Dopo aver subito otto mesi di brutali torture e cinque anni di carcere per mano del governo del PCC, sono rimasta danneggiata sia nel corpo che nella mente. Per molto tempo dopo il mio rilascio, ho avuto il terrore di incontrare estranei. In particolare, ogni volta che capitavo in un posto affollato e pieno di trambusto, immagini della malvagia polizia che mi torturava riaffioravano alla mia mente e, senza volerlo, provavo dentro di me un profondo senso di terrore e disagio. I ritmi del mio ciclo mestruale erano stati completamente sfasati dall’essere rimasta legata a quella sedia di metallo tanto a lungo, e sono stata aggredita da ogni sorta di malattia. Se ripenso ora a quei mesi dolorosi e interminabili, nonostante abbia sperimentato un’enorme quantità di dolore e sofferenza, ho constatato chiaramente che la “libertà di credo religioso” e “i diritti legali e gli interessi dei cittadini sono tutelati dalla legge” spesso proclamati dal governo del PCC non sono che artifici per nascondere i suoi peccati e la sua essenza malvagia. Nello stesso tempo, ho anche potuto sperimentare veramente e apprezzare l’onnipotenza, la sovranità, l’autorità e il potere di Dio, e ho potuto avvertire la premura e la misericordia di Dio nei miei confronti. Tutte queste cose sono state le preziose e abbondanti ricchezze di vita che Dio mi ha donato. L’opera di Dio è normale e concreta, ed è Lui a permettere che la persecuzione di Satana e dei demoni ci raggiunga. Ma, mentre i demoni si adoperano freneticamente a nostro danno, Dio è sempre lì, a sorvegliarci e proteggerci in silenzio, servendoSi delle Sue parole di autorità e potere per illuminarci e guidarci. Dio ci dona fede e amore, e conquista e sconfigge il nemico Satana, guadagnando, così, la gloria. Rendo lode alla saggezza e all’amabilità di Dio dal profondo del mio cuore!

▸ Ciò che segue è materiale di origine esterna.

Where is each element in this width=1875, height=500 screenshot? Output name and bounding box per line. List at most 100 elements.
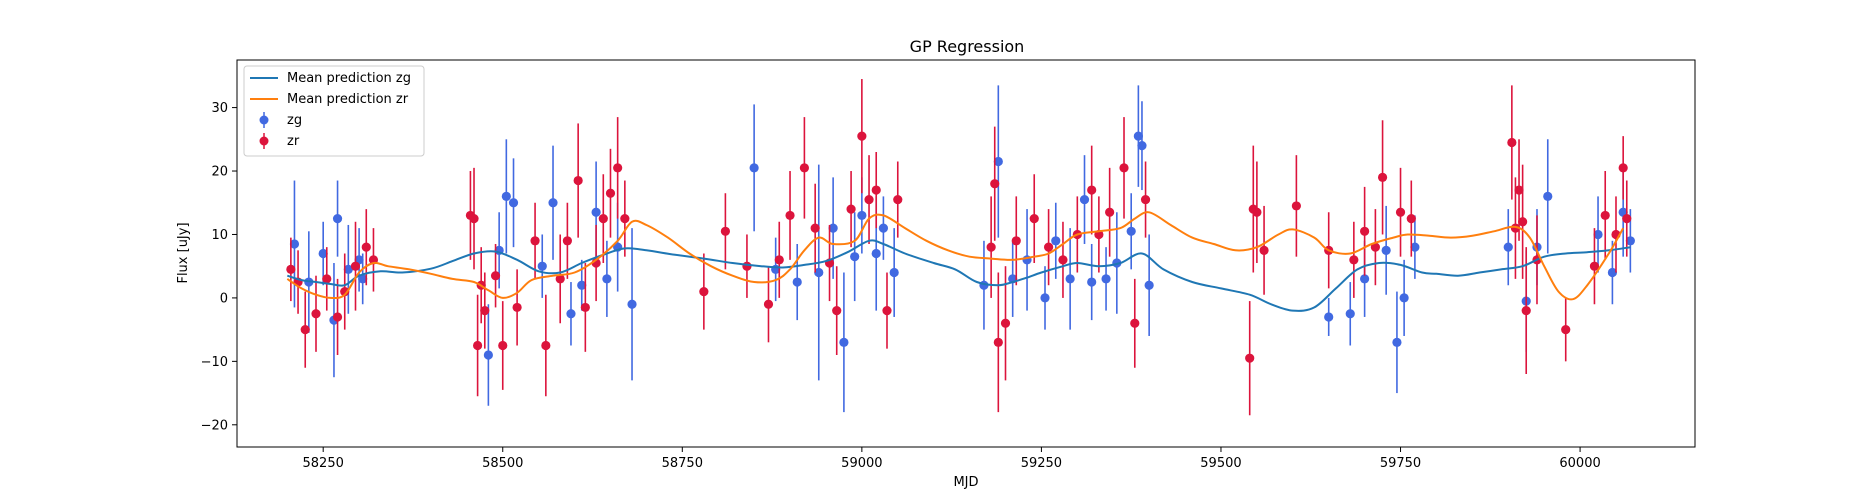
zg-point xyxy=(1144,280,1154,290)
x-tick-label: 59250 xyxy=(1021,456,1062,471)
zr-point xyxy=(469,214,479,224)
zr-point xyxy=(1349,255,1359,265)
zg-point xyxy=(1625,236,1635,246)
zg-point xyxy=(1593,229,1603,240)
zr-point xyxy=(1561,325,1571,335)
zr-point xyxy=(1514,185,1524,195)
zr-point xyxy=(1618,163,1628,173)
y-tick-label: 10 xyxy=(211,228,228,243)
zr-point xyxy=(1058,255,1068,265)
zg-point xyxy=(871,248,881,259)
zr-point xyxy=(498,340,508,351)
zr-point xyxy=(573,175,583,186)
y-tick-label: 30 xyxy=(211,101,228,116)
zg-point xyxy=(591,207,601,217)
zr-point xyxy=(720,226,730,236)
zr-point xyxy=(893,194,903,205)
zr-point xyxy=(1259,245,1269,255)
zg-point xyxy=(1381,245,1391,255)
zg-point xyxy=(1079,194,1090,205)
zr-point xyxy=(490,271,501,281)
zg-point xyxy=(602,274,612,284)
zr-point xyxy=(1521,305,1531,316)
zr-point xyxy=(1507,137,1517,148)
legend-label-zr-mean: Mean prediction zr xyxy=(287,92,409,107)
zr-point xyxy=(1395,207,1406,217)
y-tick-label: 20 xyxy=(211,165,228,180)
y-tick-label: −10 xyxy=(201,355,228,370)
zr-point xyxy=(1011,236,1021,246)
zr-point xyxy=(300,325,310,335)
zr-point xyxy=(799,163,809,173)
plot-frame xyxy=(236,59,1696,448)
zg-point xyxy=(1051,236,1061,246)
zg-point xyxy=(792,277,802,287)
zr-point xyxy=(1406,214,1416,224)
zr-point xyxy=(562,236,572,246)
x-tick-label: 59500 xyxy=(1200,456,1241,471)
x-axis: 58250 58500 58750 59000 59250 59500 59750 60000 xyxy=(303,447,1601,471)
x-tick-label: 58250 xyxy=(303,456,344,471)
zr-point xyxy=(322,274,332,284)
zr-point xyxy=(1119,163,1129,173)
x-tick-label: 59000 xyxy=(841,456,882,471)
zr-point xyxy=(774,255,784,265)
zr-point xyxy=(986,242,996,252)
zg-point xyxy=(1543,191,1553,202)
legend-label-zg-mean: Mean prediction zg xyxy=(287,71,411,86)
zr-point xyxy=(1518,217,1528,227)
zr-point xyxy=(1130,318,1140,328)
legend-label-zr: zr xyxy=(287,134,300,149)
y-axis: −20 −10 0 10 20 30 xyxy=(201,101,237,433)
legend: Mean prediction zg Mean prediction zr zg… xyxy=(243,65,425,157)
chart-title: GP Regression xyxy=(910,37,1025,56)
zg-point xyxy=(483,350,493,360)
zg-point xyxy=(537,261,547,271)
zg-point xyxy=(358,274,368,284)
zr-point xyxy=(613,163,623,173)
zr-point xyxy=(340,286,350,297)
zg-point xyxy=(1040,293,1050,303)
zr-point xyxy=(832,305,842,316)
zr-point xyxy=(605,188,616,198)
zr-point xyxy=(1245,353,1255,363)
zr-point xyxy=(350,261,361,271)
zr-point xyxy=(555,274,565,284)
zg-point xyxy=(889,267,899,278)
zr-point xyxy=(1000,318,1011,328)
zr-point xyxy=(742,261,752,271)
zr-point xyxy=(580,302,590,313)
legend-label-zg: zg xyxy=(287,113,302,128)
zr-point xyxy=(1589,261,1600,271)
zr-point xyxy=(1043,242,1054,252)
zg-point xyxy=(1392,337,1402,347)
zr-point xyxy=(512,302,522,313)
zr-point xyxy=(332,312,343,322)
zg-point xyxy=(501,191,511,202)
zr-point xyxy=(990,179,1000,189)
zr-point xyxy=(1360,226,1370,236)
zg-point xyxy=(1133,131,1143,141)
zg-point xyxy=(1607,267,1618,278)
y-tick-label: −20 xyxy=(201,418,228,433)
zg-point xyxy=(577,280,587,290)
zg-point xyxy=(1137,141,1147,151)
zg-point xyxy=(839,337,849,347)
zg-point xyxy=(1101,274,1111,284)
zr-point xyxy=(846,204,856,214)
zg-point xyxy=(814,267,824,278)
zg-point xyxy=(1065,274,1075,284)
zr-point xyxy=(1370,242,1380,252)
zg-point xyxy=(332,214,343,224)
zr-point xyxy=(541,340,551,351)
zg-point xyxy=(1324,312,1334,322)
x-axis-label: MJD xyxy=(953,475,978,490)
zr-point xyxy=(473,340,483,351)
zr-point xyxy=(871,185,881,195)
zg-point xyxy=(508,198,519,208)
zr-point xyxy=(1622,214,1632,224)
zr-point xyxy=(530,236,540,246)
zg-point xyxy=(828,223,838,233)
zg-point xyxy=(548,198,558,208)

Ora sono tornata alla Chiesa e sono di nuovo con i miei fratelli e sorelle. Sotto la guida dell’amore di Dio, vivo la vita della Chiesa e, concordi, io e i miei fratelli e sorelle diffondiamo insieme il Vangelo del Regno. La mia vita trabocca di energia e vitalità. Ora sono colma di fede nell’opera di Dio. Posso godere concretamente della meravigliosa vista del Regno di Dio che si manifesta sulla terra, e non posso fare a meno di cantare le Sue lodi! “Il Regno di Cristo è disceso sulla terra, la parola di Dio conquista tutti e regna nel mondo. Ora possiamo vedere tutto con i nostri occhi, tutto è creato e completato dalla parola di Dio. La nuova Gerusalemme è scesa dall’alto dei cieli, il Regno di Cristo è già sulla terra. La parola di Dio vive tra tutti noi, è con noi in ogni mossa e pensiero. Esultiamo! Lodiamo! Celebriamo il Regno di Cristo sulla terra. Esultiamo! Lodiamo! Celebriamo la parola di Cristo che regna sulla terra. […] La bellezza del Regno è infinitamente luminosa. Tutti sulla terra proclamano le parole di Dio, arrendendosi alla Sua parola, adorandoLo. C’è giubilo nell’universo. Celebriamo la Sua opera che si compie e che Egli è santo, onnipotente, giusto e saggio. Dio ci conduce a Cananea da Sé, così da poter godere della Sua abbondanza e ricchezze. Esultiamo! Lodiamo! Celebriamo il Regno di Cristo sulla terra. Esultiamo! Lodiamo! Celebriamo la parola di Cristo che regna sulla terra” (“Il Regno di Cristo è disceso sulla terra” in “Seguire l’Agnello e cantare dei canti nuovi”).